George tries to stay steady. When her father tells her his news and the painful memories roar back to life, George turns to Calliope, the girl who has just cartwheeled into her world and shot it through with colors. And it’s here George would stay—quiet and safe—if she could. But then Tess has her baby, and the earth burns hotter, and the past just will not stay put.
A novel about the contours of friendship, family, forgiveness, trauma, and love, and about our hopeless, hopeful world, Helena Fox’s gorgeous follow-up to How It Feels to Float explores the stories we suppress and the stories we speak—and the healing that comes when we voice the things we’ve kept quiet for so long.
"Compelling and arresting" —Shelf Awareness (starred review)

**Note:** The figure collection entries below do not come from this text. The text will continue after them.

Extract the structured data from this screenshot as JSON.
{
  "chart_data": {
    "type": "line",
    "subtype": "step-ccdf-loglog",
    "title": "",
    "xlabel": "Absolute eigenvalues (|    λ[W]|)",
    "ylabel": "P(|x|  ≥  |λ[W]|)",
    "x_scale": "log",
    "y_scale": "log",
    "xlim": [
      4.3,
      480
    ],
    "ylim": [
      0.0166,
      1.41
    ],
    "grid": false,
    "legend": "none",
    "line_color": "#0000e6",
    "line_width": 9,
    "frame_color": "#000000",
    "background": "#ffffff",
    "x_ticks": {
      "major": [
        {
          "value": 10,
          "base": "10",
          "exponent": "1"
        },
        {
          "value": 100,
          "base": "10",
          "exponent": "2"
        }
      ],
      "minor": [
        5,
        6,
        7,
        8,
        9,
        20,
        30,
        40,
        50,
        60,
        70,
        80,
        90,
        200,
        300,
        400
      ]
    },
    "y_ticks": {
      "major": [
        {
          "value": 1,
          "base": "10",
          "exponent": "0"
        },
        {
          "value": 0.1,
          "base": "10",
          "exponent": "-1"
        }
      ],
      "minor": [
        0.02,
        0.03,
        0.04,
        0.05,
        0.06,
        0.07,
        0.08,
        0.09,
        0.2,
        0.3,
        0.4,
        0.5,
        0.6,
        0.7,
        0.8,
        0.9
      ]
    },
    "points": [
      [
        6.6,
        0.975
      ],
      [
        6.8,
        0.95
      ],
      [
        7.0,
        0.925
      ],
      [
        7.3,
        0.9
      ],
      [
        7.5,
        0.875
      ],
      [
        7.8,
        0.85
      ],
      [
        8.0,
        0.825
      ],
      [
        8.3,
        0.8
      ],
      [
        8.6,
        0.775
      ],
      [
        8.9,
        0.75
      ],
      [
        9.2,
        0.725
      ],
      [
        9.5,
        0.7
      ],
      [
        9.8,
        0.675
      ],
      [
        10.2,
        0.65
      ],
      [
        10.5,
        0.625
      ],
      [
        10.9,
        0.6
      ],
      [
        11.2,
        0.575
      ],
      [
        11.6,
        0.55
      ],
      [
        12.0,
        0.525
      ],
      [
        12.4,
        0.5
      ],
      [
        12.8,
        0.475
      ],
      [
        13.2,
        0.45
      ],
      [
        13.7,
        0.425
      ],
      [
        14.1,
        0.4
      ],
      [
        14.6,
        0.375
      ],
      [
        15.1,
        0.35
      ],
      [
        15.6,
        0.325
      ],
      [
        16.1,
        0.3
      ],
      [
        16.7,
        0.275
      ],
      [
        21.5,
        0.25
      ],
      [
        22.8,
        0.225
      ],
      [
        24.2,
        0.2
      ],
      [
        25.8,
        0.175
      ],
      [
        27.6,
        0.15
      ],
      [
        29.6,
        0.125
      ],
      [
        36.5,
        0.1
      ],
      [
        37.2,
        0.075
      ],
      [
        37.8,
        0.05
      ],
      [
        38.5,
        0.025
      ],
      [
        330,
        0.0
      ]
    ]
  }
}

"Powerful, heart-tugging" —Books+Publishing
"As deeply enjoyable as it is reflective . . . sweet and yet emotionally mature" —BCCB
"Brilliant" —Utopia State of Mind
"A sensitive portrayal of complex PTSD" —Booklist
"Lyrical and evocative . . . Vivid" —Kirkus
"Heartbreaking yet uplifting and hopeful . . . Highly recommend[ed] —EveryQueer.com
PUBLISHERS WEEKLY
Fox (How It Feels to Float) delivers an immersive, Sydney, Australia–set accounting of a teen struggling to overcome past traumas while dealing with her loved ones' varying conflicts. Whenever life begins to overwhelm 18-year-old George, she escapes to the peace and quiet of kayaking. But after she learns that her estranged father is dying of heart disease, she doesn't believe kayaking will help with her headspace, especially when she recalls a haunting memory: her father abandoning a then 10-year-old George on a kayak one night in the middle of a lake. He requests that she visit him in Seattle, saying he wants to make amends, but also asks that she not reveal his diagnosis to her mother. Meanwhile, George is unsure how to help her friend Tess, who is dealing with postpartum depression, and George's worries over Tess stall her budding romance with newcomer Calliope. Harrowing flashbacks told via George's vulnerable voice detail past experiences featuring her father's alcohol dependency, while visceral depictions of Australian wildfires add a palpable element of urgency that both mirrors and impacts George's desperation to take control of her life. George and Tess are assumed white; Calliope is of Sri Lankan descent. Ages 14–up.